開催のごあいさつ
公益社団法人日本精神保健福祉士協会 会長 柏木 一惠 Kazue Kashiwagi
歓迎のごあいさつ
全国大会・学術集会長 稗田 幸則 Yukinori Hieta
この度、第54回公益社団法人日本精神保健福祉士協会全国大会・第17回日本精神保健福祉士学会学術集会(長崎大会)を開催するにあたり、開催地支部及び長崎県精神保健福祉士協会を代表致しまして、歓迎のご挨拶を申しあげます。
わが国は、人口減少社会が近い未来の日本社会として現実味を帯びています。「我が事・丸ごと地域共生社会」政策のもと「地域包括ケアシステム」が導入されていく一方で、拡大する格差、社会保障制度の後退は、新たな矛盾、新たな課題を生み出す要因ともなっています。このことは精神保健福祉領域においても大きな変容を生み、我々、精神保健福祉士が社会的責務として担ってきた長期入院者の地域移行・地域定着への支援にとどまらず、新たなメンタルヘルスの課題を抱える方々へのかかわりが必須となってきています。
様々な支援対象(貧困、様々なマイノリティ、虐待、DV、いじめ、ひきこもり、アルコール・薬物・ギャンブル依存、自死、うつ等)への理解が必要となり、活動領域も医療、保健、教育、産業、司法等に拡大しています。
このようなことから、本大会テーマを、「メンタルヘルスソーシャルワーク実践の深化~パラダイムの再考~」としました。我々、精神保健福祉士が培ってきた専門性やパラダイムを再認識し、それらを基に、新たなメンタルヘルスソーシャルワークについて考えるという機会としたいと思います。
前回の大阪大会より、大会日程が2日間となり、タイトな時間配分とはなりましたが、そのような中でも、皆さまに十分研鑽していただけるようシンプルかつ重厚な企画構成を考えました。プレ企画では、「育ち続ける力」「思考の言語化」「メンタルヘルス問題を抱える親と子ども」「ピアスタッフとの協働」「起業型精神保健福祉士」について企画しています。記念企画では、「これからのメンタルヘルスの課題~精神保健福祉士に期待すること~」として、アディクション、スクールソーシャルワーク、産業保健の第一人者の方々にご討議いただきます。

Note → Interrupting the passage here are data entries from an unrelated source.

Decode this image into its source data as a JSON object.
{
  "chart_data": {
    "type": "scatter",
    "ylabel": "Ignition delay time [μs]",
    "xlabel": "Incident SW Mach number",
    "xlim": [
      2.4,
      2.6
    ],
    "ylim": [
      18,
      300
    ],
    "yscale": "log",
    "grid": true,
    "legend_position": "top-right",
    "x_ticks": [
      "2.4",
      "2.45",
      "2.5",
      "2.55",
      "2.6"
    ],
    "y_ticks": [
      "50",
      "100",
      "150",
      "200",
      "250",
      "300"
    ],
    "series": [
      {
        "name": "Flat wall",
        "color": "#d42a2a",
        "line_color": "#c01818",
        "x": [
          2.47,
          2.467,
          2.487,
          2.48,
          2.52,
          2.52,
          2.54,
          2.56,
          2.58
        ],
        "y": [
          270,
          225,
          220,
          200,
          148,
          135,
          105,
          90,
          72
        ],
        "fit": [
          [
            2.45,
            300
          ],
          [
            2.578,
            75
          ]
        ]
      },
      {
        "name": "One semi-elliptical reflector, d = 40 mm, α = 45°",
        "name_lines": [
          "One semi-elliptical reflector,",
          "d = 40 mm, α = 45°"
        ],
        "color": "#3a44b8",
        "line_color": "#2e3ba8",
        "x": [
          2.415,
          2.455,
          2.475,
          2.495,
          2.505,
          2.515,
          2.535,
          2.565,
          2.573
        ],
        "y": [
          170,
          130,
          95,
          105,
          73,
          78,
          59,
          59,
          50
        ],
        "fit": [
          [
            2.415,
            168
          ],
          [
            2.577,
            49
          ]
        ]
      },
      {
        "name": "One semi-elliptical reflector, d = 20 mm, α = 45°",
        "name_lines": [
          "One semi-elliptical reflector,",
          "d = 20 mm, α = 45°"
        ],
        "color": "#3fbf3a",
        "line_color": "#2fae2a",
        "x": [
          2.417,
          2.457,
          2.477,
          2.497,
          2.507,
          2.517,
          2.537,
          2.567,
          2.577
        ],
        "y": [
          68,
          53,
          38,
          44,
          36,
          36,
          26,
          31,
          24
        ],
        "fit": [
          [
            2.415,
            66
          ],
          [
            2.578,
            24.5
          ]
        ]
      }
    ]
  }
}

2日目の分科会では日ごろの実践について相互交流を深めていただき、また、市民公開企画として、映画「夜明け前―呉秀三と無名の精神障害者の100年-」の上映と対談を予定しています。
長崎は、江戸時代の鎖国政策の頃から異国情緒にあふれ、歴史的に多文化交流の文化が根付いている土地です。このような魅力ある長崎にお集まりいただき、本大会が全国の精神保健福祉士の交流の場となりますことを心より期待しております。